“This walk burns around 313 Calories — that’s almost 3 mini cupcakes,” said a message within the app’s walking directions, CNN reported.
Now, the tech giant is pulling the feature along with its pink cartoon cupcakes, citing strong customer feedback, according to TechCrunch.
The feature, which was experimental, was never publicly announced. It merely appeared on the Google Maps app for some iOS users last week, to the delight of many who said it could help promote a healthier lifestyle.
Many, though, expressed outrage, claiming the feature could be a trigger for the estimated 30 million Americans with eating disorders, pointing out that compulsive calorie counting is a warning sign of some disorders such as anorexia. Others said the feature made them feel unfairly judged or shamed.
It did not appear that the option could be turned off.
“I truly can’t wrap my head around how thoughtless and reckless this is as an automatic feature!! Especially with no intuitive way to opt out,” tweeted one user.
— Taylor Lorenz (@TaylorLorenz) October 17, 2017
“It implies that foods like cupcakes need to be burned off instead of being part of a balanced diet,” Jennifer J. Thomas, co-director of the Eating Disorders Clinical and Research Program at Massachusetts General Hospital, told Self.
The issue was further complicated by Google’s questionable measurements of both the caloric content of mini-cupcakes and the number of calories burned by walking.
Google didn’t elaborate on how it decided that mini-cupcakes were each 110 calories, especially given the calorie content of actual mini-cupcakes varies wildly. Wegmans grocery offers mini-cupcakes that are 97.5 calories each, while Canada’s Prairie Girl Bakery, for example, sells mini-cupcakes that each contain 200 calories.

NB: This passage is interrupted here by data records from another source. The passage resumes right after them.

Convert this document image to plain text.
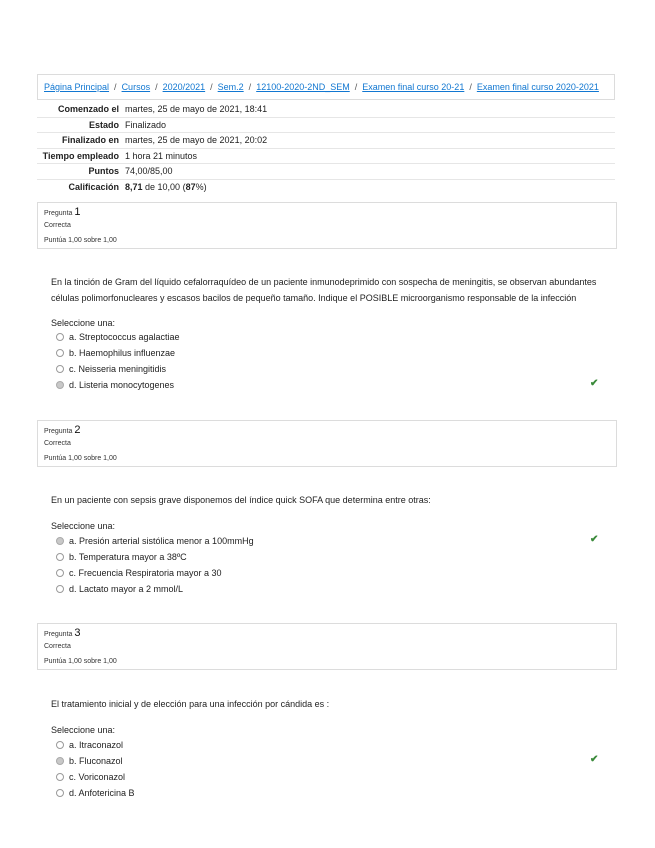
Página Principal / Cursos / 2020/2021 / Sem.2 / 12100-2020-2ND_SEM / Examen final curso 20-21 / Examen final curso 2020-2021
Comenzado el martes, 25 de mayo de 2021, 18:41
Estado Finalizado
Finalizado en martes, 25 de mayo de 2021, 20:02
Tiempo empleado 1 hora 21 minutos
Puntos 74,00/85,00
Calificación 8,71 de 10,00 (87%)
Pregunta 1
Correcta
Puntúa 1,00 sobre 1,00
En la tinción de Gram del líquido cefalorraquídeo de un paciente inmunodeprimido con sospecha de meningitis, se observan abundantes células polimorfonucleares y escasos bacilos de pequeño tamaño. Indique el POSIBLE microorganismo responsable de la infección
Seleccione una:
a. Streptococcus agalactiae
b. Haemophilus influenzae
c. Neisseria meningitidis
d. Listeria monocytogenes	✔
Pregunta 2
Correcta
Puntúa 1,00 sobre 1,00
En un paciente con sepsis grave disponemos del índice quick SOFA que determina entre otras:
Seleccione una:
a. Presión arterial sistólica menor a 100mmHg
b. Temperatura mayor a 38ºC
c. Frecuencia Respiratoria mayor a 30
d. Lactato mayor a 2 mmol/L
✔
Pregunta 3
Correcta
Puntúa 1,00 sobre 1,00
El tratamiento inicial y de elección para una infección por cándida es :
Seleccione una:
a. Itraconazol
b. Fluconazol
c. Voriconazol
d. Anfotericina B
✔
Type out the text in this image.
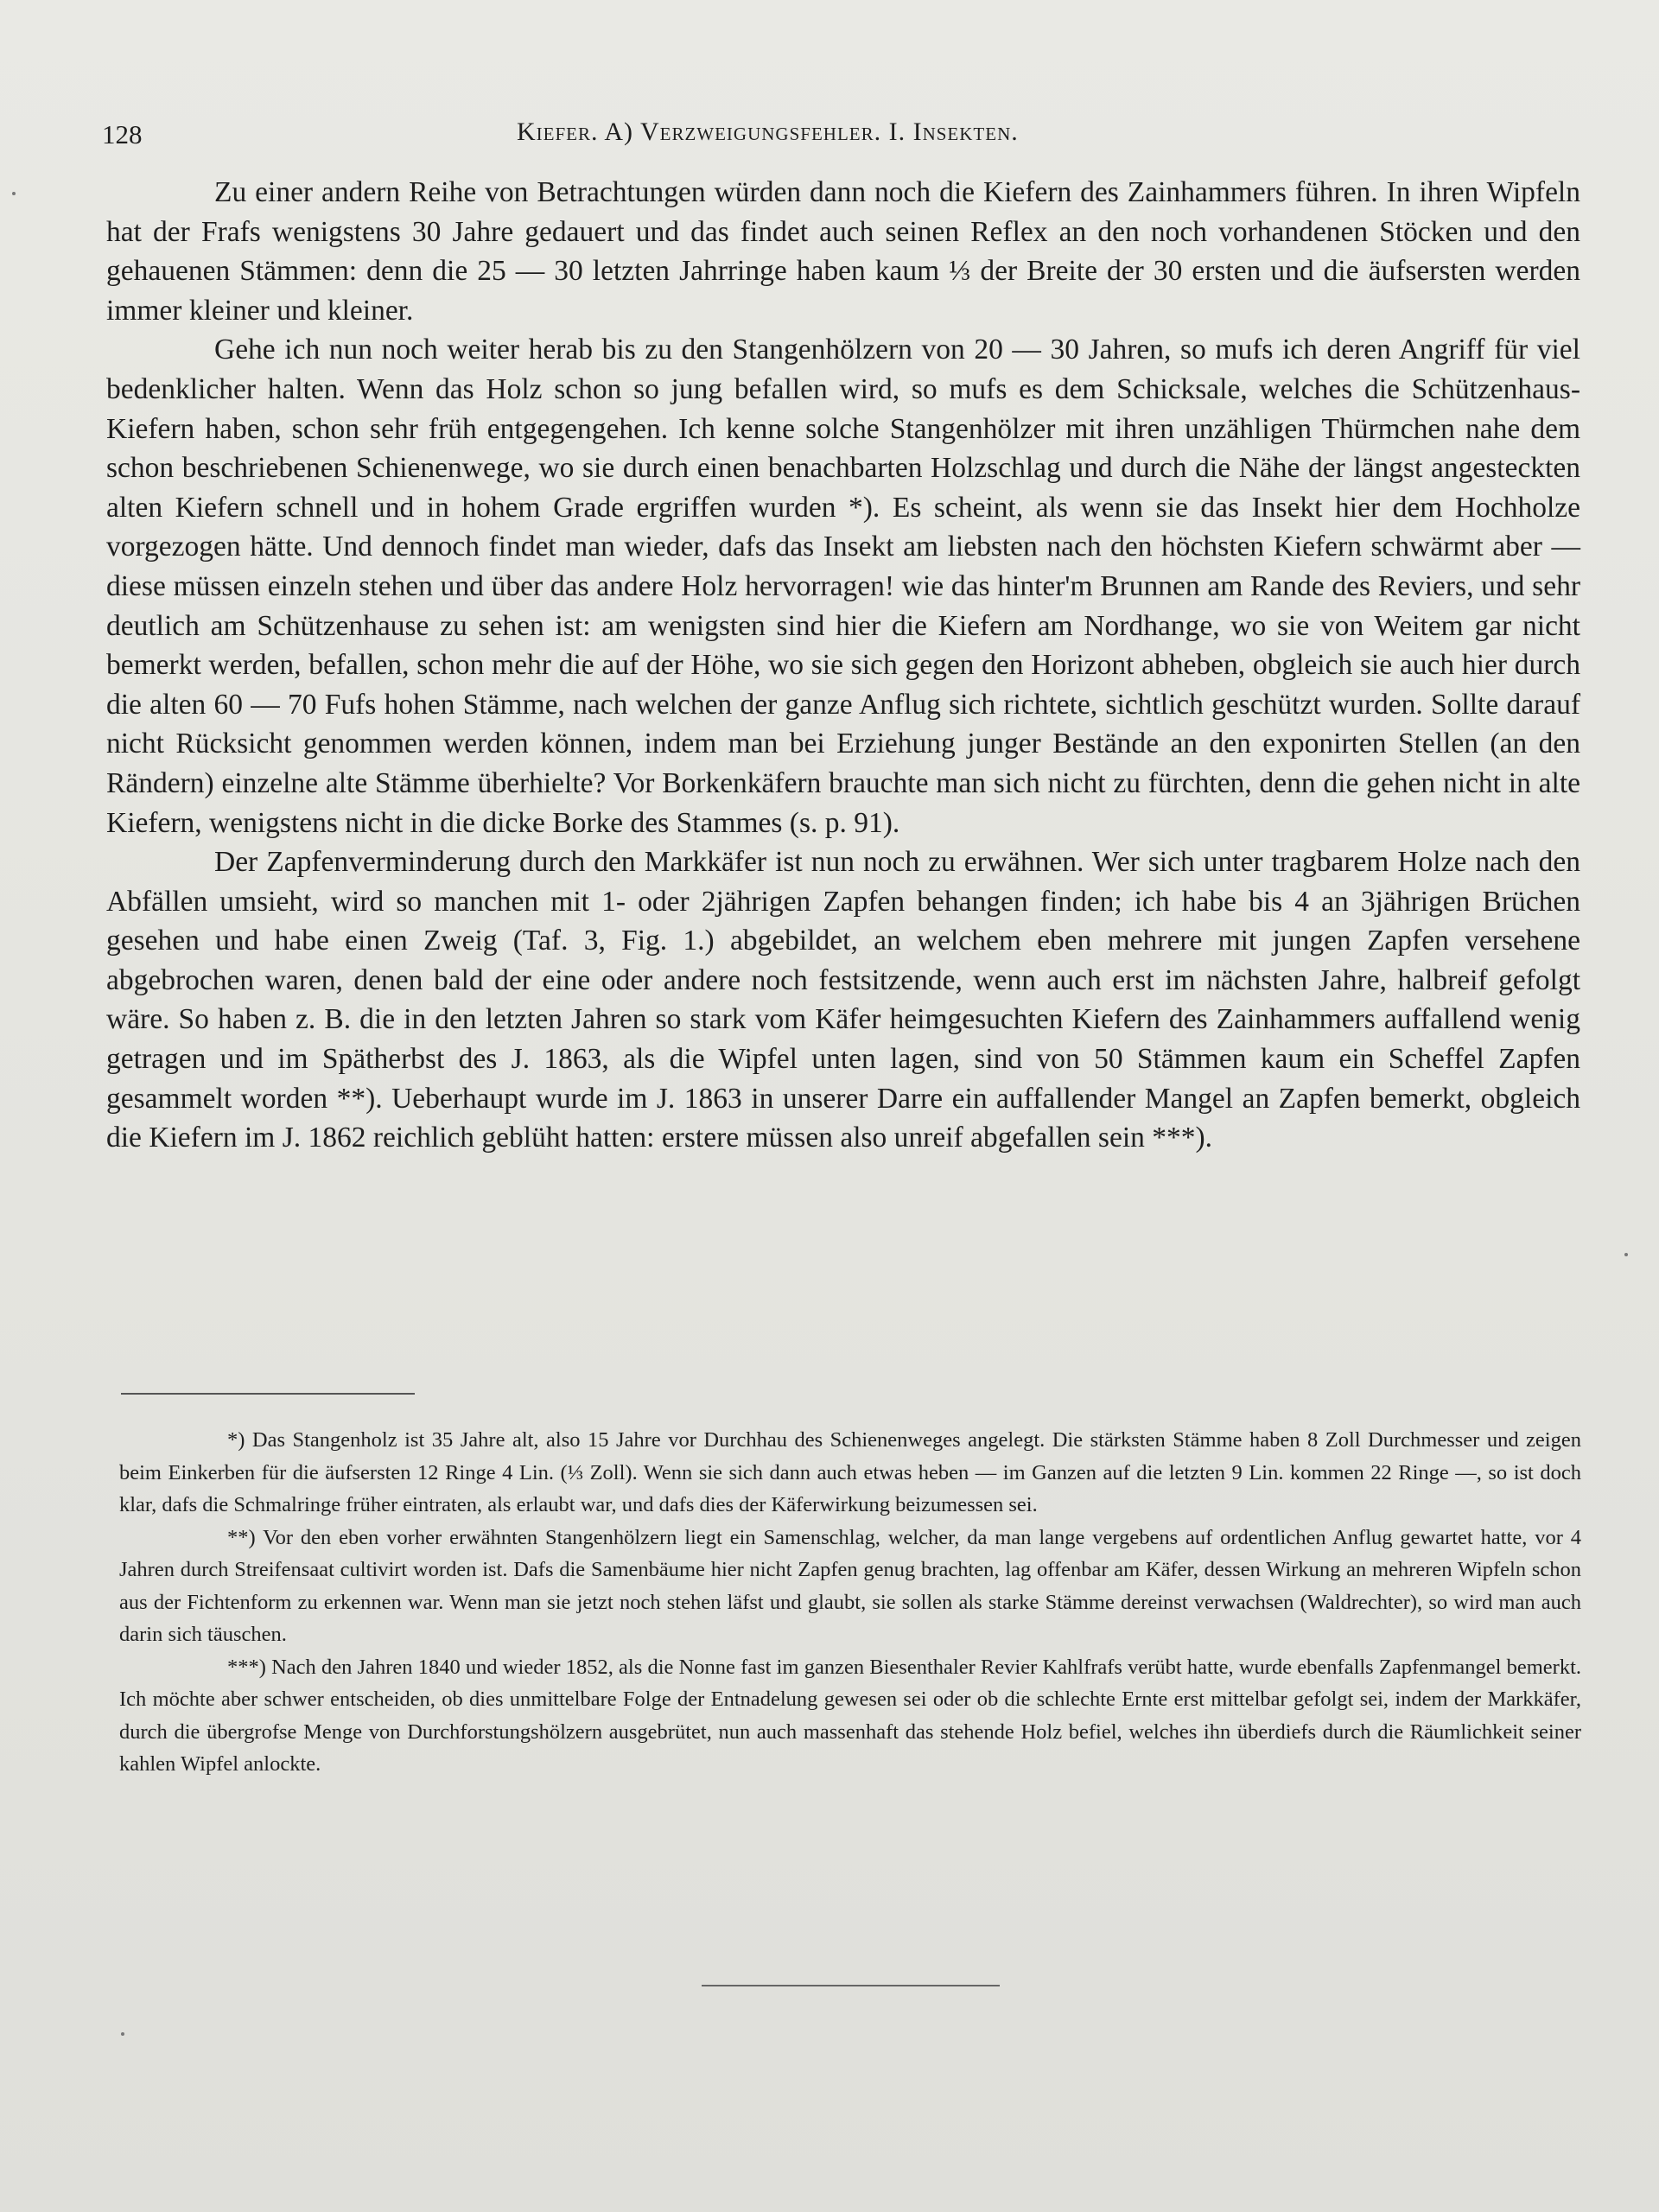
128	Kiefer. A) Verzweigungsfehler. I. Insekten.

Zu einer andern Reihe von Betrachtungen würden dann noch die Kiefern des Zainhammers führen. In ihren Wipfeln hat der Frafs wenigstens 30 Jahre gedauert und das findet auch seinen Reflex an den noch vorhandenen Stöcken und den gehauenen Stämmen: denn die 25 — 30 letzten Jahrringe haben kaum ⅓ der Breite der 30 ersten und die äufsersten werden immer kleiner und kleiner.

Gehe ich nun noch weiter herab bis zu den Stangenhölzern von 20 — 30 Jahren, so mufs ich deren Angriff für viel bedenklicher halten. Wenn das Holz schon so jung befallen wird, so mufs es dem Schicksale, welches die Schützenhaus-Kiefern haben, schon sehr früh entgegengehen. Ich kenne solche Stangenhölzer mit ihren unzähligen Thürmchen nahe dem schon beschriebenen Schienenwege, wo sie durch einen benachbarten Holzschlag und durch die Nähe der längst angesteckten alten Kiefern schnell und in hohem Grade ergriffen wurden *). Es scheint, als wenn sie das Insekt hier dem Hochholze vorgezogen hätte. Und dennoch findet man wieder, dafs das Insekt am liebsten nach den höchsten Kiefern schwärmt aber — diese müssen einzeln stehen und über das andere Holz hervorragen! wie das hinter'm Brunnen am Rande des Reviers, und sehr deutlich am Schützenhause zu sehen ist: am wenigsten sind hier die Kiefern am Nordhange, wo sie von Weitem gar nicht bemerkt werden, befallen, schon mehr die auf der Höhe, wo sie sich gegen den Horizont abheben, obgleich sie auch hier durch die alten 60 — 70 Fufs hohen Stämme, nach welchen der ganze Anflug sich richtete, sichtlich geschützt wurden. Sollte darauf nicht Rücksicht genommen werden können, indem man bei Erziehung junger Bestände an den exponirten Stellen (an den Rändern) einzelne alte Stämme überhielte? Vor Borkenkäfern brauchte man sich nicht zu fürchten, denn die gehen nicht in alte Kiefern, wenigstens nicht in die dicke Borke des Stammes (s. p. 91).

Der Zapfenverminderung durch den Markkäfer ist nun noch zu erwähnen. Wer sich unter tragbarem Holze nach den Abfällen umsieht, wird so manchen mit 1- oder 2jährigen Zapfen behangen finden; ich habe bis 4 an 3jährigen Brüchen gesehen und habe einen Zweig (Taf. 3, Fig. 1.) abgebildet, an welchem eben mehrere mit jungen Zapfen versehene abgebrochen waren, denen bald der eine oder andere noch festsitzende, wenn auch erst im nächsten Jahre, halbreif gefolgt wäre. So haben z. B. die in den letzten Jahren so stark vom Käfer heimgesuchten Kiefern des Zainhammers auffallend wenig getragen und im Spätherbst des J. 1863, als die Wipfel unten lagen, sind von 50 Stämmen kaum ein Scheffel Zapfen gesammelt worden **). Ueberhaupt wurde im J. 1863 in unserer Darre ein auffallender Mangel an Zapfen bemerkt, obgleich die Kiefern im J. 1862 reichlich geblüht hatten: erstere müssen also unreif abgefallen sein ***).

*) Das Stangenholz ist 35 Jahre alt, also 15 Jahre vor Durchhau des Schienenweges angelegt. Die stärksten Stämme haben 8 Zoll Durchmesser und zeigen beim Einkerben für die äufsersten 12 Ringe 4 Lin. (⅓ Zoll). Wenn sie sich dann auch etwas heben — im Ganzen auf die letzten 9 Lin. kommen 22 Ringe —, so ist doch klar, dafs die Schmalringe früher eintraten, als erlaubt war, und dafs dies der Käferwirkung beizumessen sei.

**) Vor den eben vorher erwähnten Stangenhölzern liegt ein Samenschlag, welcher, da man lange vergebens auf ordentlichen Anflug gewartet hatte, vor 4 Jahren durch Streifensaat cultivirt worden ist. Dafs die Samenbäume hier nicht Zapfen genug brachten, lag offenbar am Käfer, dessen Wirkung an mehreren Wipfeln schon aus der Fichtenform zu erkennen war. Wenn man sie jetzt noch stehen läfst und glaubt, sie sollen als starke Stämme dereinst verwachsen (Waldrechter), so wird man auch darin sich täuschen.

***) Nach den Jahren 1840 und wieder 1852, als die Nonne fast im ganzen Biesenthaler Revier Kahlfrafs verübt hatte, wurde ebenfalls Zapfenmangel bemerkt. Ich möchte aber schwer entscheiden, ob dies unmittelbare Folge der Entnadelung gewesen sei oder ob die schlechte Ernte erst mittelbar gefolgt sei, indem der Markkäfer, durch die übergrofse Menge von Durchforstungshölzern ausgebrütet, nun auch massenhaft das stehende Holz befiel, welches ihn überdiefs durch die Räumlichkeit seiner kahlen Wipfel anlockte.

Nor did the company explain how it calculated how many calories each walk burned. The app claimed the “average person” burns 90 calories per mile, but it didn’t explain what “average” meant or how it reached that amount. The number of calories one burns while walking can differ extensively depending on how fast he or she is walking and how much he or she weighs, as Harvard Medical School noted.
Some experts pointed out that, even had the numbers perfectly reflected reality, counting calories isn’t necessarily healthy — and features like this one could potentially ignite eating disorders.
“We’ve gotten into this habit of thinking about our bodies and the foods we take in and how much activity we do as this mathematical equation, and it’s really not,” Stephanie Zerwas, the clinical director of the Center of Excellence for Eating Disorders at the University of North Carolina, told the New York Times. “The more we have technology that promotes that view, the more people who may develop eating disorders might be triggered into that pathway.”